I used the time to carefully read Chapter one in Nicholas Temperley’s The Music of the English Parish Church Vol 1.
I interlibrary loaned this volume after it was mentioned in a Facebook conversation on one of the church music feeds I peruse, possibly the Anglican one. The commentor said he owned it but had never read it.
Published in 1979, I found the first chapter had some interesting aspects that motivated me to begin typing out some notes into a google doc.
Temperley rather elegantly outlines the three approaches to use of music in worship.
“There have always been those who recognize the great emotional power of music to move men’s spirits. Some have as a consequence come to mistrust this mysterious power and to exclude it altogether from worship, in spite of clear biblical injunctions to praise God with psalms, and hymns, and spiritual songs, and with instruments of music (e.g. Psalm 150:3-5, Colossians 3:16). This was the attitude of the Quakers, and, for a time, of the General Baptists, but it has never found appreciable support in the Church of England, except perhaps from the unmusical. Others, acknowledging the emotional power of music, have been concerned to harness it for the good of men’s souls. This view has been held by Lutherans, Puritans, Evangelicals, and Tractarians; it has led to a concern that music should be sung earnestly and spontaneously by the entire congregation, and that both the text sung and the music itself should be appropriate to the purpose—but of course, opinions have varied widely as to what music is appropriate. A third body of opinion denies the role of music as an actual vehicle of religious expression, but values it as an ornament in the offering to God,as part of the ‘beauty of holiness.’ This was the prevailing view in the eighteenth and nineteenth centuries; it has often gained the support of the moderate churchman of no particular zeal or party, of those more or less agnostic or apathetic church members who value church as a political or social institution, and of those who want to relieve the tedium of the service with pleasant music. it has encouraged professionalism and has often led to the virtual silencing of the congregation.”
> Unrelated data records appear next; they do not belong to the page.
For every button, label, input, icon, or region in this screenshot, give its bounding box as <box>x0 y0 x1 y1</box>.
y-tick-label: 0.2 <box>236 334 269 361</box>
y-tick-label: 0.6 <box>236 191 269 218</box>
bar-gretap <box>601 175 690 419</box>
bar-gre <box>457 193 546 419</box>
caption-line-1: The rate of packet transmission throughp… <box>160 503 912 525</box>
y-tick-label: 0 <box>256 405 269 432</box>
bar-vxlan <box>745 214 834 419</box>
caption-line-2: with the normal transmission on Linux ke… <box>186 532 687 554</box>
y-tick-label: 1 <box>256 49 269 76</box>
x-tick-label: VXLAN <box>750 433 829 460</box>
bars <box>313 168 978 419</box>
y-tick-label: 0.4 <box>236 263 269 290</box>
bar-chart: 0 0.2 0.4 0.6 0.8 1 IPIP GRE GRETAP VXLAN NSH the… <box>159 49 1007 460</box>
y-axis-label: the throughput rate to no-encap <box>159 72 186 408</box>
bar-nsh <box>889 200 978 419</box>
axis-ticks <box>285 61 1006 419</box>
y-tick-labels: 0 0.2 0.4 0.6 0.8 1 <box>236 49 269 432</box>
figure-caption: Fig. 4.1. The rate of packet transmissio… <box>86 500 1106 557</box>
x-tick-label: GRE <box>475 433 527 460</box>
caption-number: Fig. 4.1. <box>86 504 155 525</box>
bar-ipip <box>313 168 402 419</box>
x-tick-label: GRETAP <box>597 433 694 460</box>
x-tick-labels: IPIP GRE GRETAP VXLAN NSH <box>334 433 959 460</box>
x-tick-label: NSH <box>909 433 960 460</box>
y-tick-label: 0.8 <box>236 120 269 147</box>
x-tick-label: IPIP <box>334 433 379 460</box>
Later Temperley says that “the most effective weapon against any tradition of folk psalmody was an organ” and quotes a Dr. Busby form 1820 who said ‘an instrument powerful enough to drown the voices of parish clerk, charity children [SBJ note: a source of choral singing], and congregation, is an inestimable blessing.”
This is a hilarious quote. But it reminds me of loud organ playing being done to this day by many professionals while people struggle to hear themselves sing.